The short story here is that I resurrected a hated transitional technology, the feedback carburetor, and applied modern code to it. Umm microcontrollers have improved somewhat in the last 40 years…

The feedback carburetors are the terminal end of a technology that lasted almost a century, analog computers that get fuel mixture within a couple percent. The feedback carbs are about as good as they can be. There’s a lot of passive emissions controls, limiting fuel evaporation, mostly, and fuel metering is surprisingly good – at one altitude, and fuel mixture varies with temperature.

But a closed loop sensor-base feedback and control system makes them kinda sorta OK even compared to the kind of EFI systems one can install on an ancient engine.

The photos here are of the revised version; the first one is installed and running now. It got me just about 10% better mileage (averaged on a recent 2000 mile trip).

Here’s the current one installed, a 16 x 2 LCD and a rotary encoder. Though it’s 100% hands-off automatic you can poke around in it, see sensor data, and tune the fuel table. (The one inside the box here is Mega 2560 powered with my custom controller on top of it.)

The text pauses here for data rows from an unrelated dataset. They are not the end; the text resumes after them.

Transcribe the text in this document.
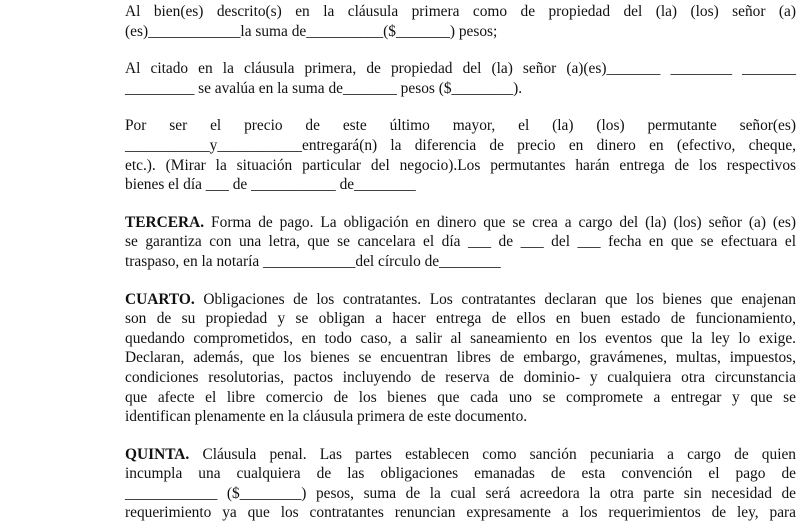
Al bien(es) descrito(s) en la cláusula primera como de propiedad del (la) (los) señor (a)
(es)____________la suma de__________($_______) pesos;
Al citado en la cláusula primera, de propiedad del (la) señor (a)(es)_______ ________ _______
_________ se avalúa en la suma de_______ pesos ($________).
Por ser el precio de este último mayor, el (la) (los) permutante señor(es)
___________y___________entregará(n) la diferencia de precio en dinero en (efectivo, cheque,
etc.). (Mirar la situación particular del negocio).Los permutantes harán entrega de los respectivos
bienes el día ___ de ___________ de________
TERCERA. Forma de pago. La obligación en dinero que se crea a cargo del (la) (los) señor (a) (es)
se garantiza con una letra, que se cancelara el día ___ de ___ del ___ fecha en que se efectuara el
traspaso, en la notaría ____________del círculo de________
CUARTO. Obligaciones de los contratantes. Los contratantes declaran que los bienes que enajenan
son de su propiedad y se obligan a hacer entrega de ellos en buen estado de funcionamiento,
quedando comprometidos, en todo caso, a salir al saneamiento en los eventos que la ley lo exige.
Declaran, además, que los bienes se encuentran libres de embargo, gravámenes, multas, impuestos,
condiciones resolutorias, pactos incluyendo de reserva de dominio- y cualquiera otra circunstancia
que afecte el libre comercio de los bienes que cada uno se compromete a entregar y que se
identifican plenamente en la cláusula primera de este documento.
QUINTA. Cláusula penal. Las partes establecen como sanción pecuniaria a cargo de quien
incumpla una cualquiera de las obligaciones emanadas de esta convención el pago de
____________ ($________) pesos, suma de la cual será acreedora la otra parte sin necesidad de
requerimiento ya que los contratantes renuncian expresamente a los requerimientos de ley, para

The rest of the photos are of the new version, “done”, on the bench waiting for me to install it. This one us Arduino Due powered, my custom board has improved electronics to support Due’s 12-bit ADCs.

The Carter YFA feedback carb has a single control mechanism: a pulse-width-modulated solenoid that adds air (leans out the mixture: enleanment) to the main fuel circuit. It’s pulsed at a fixed 10 Hz rate.

The sensors used are tailpipe wideband oxygen, manifold pressure, engine RPM, engine temperature. (The box also watches engine oil temp, transmission temp, etc.)

The photo below is the new system ready to go. I built a new metal chassis because this version uses a microSD for storage (the previous Mega 2560 version used EEPROM).

My board is a “shield” that sits on top of the Due. On the right are 8-pin connectors for LCD, microSD, and rotary encoder.

This is the electronics package outside of it’s box. The big ugly connectors are Weatherpacks. Automobiles are about the worst environment for electronics, especially old ones. I have another car, a roadster I made, that is run by three networked controllers using this packaging scheme, it’s very solid.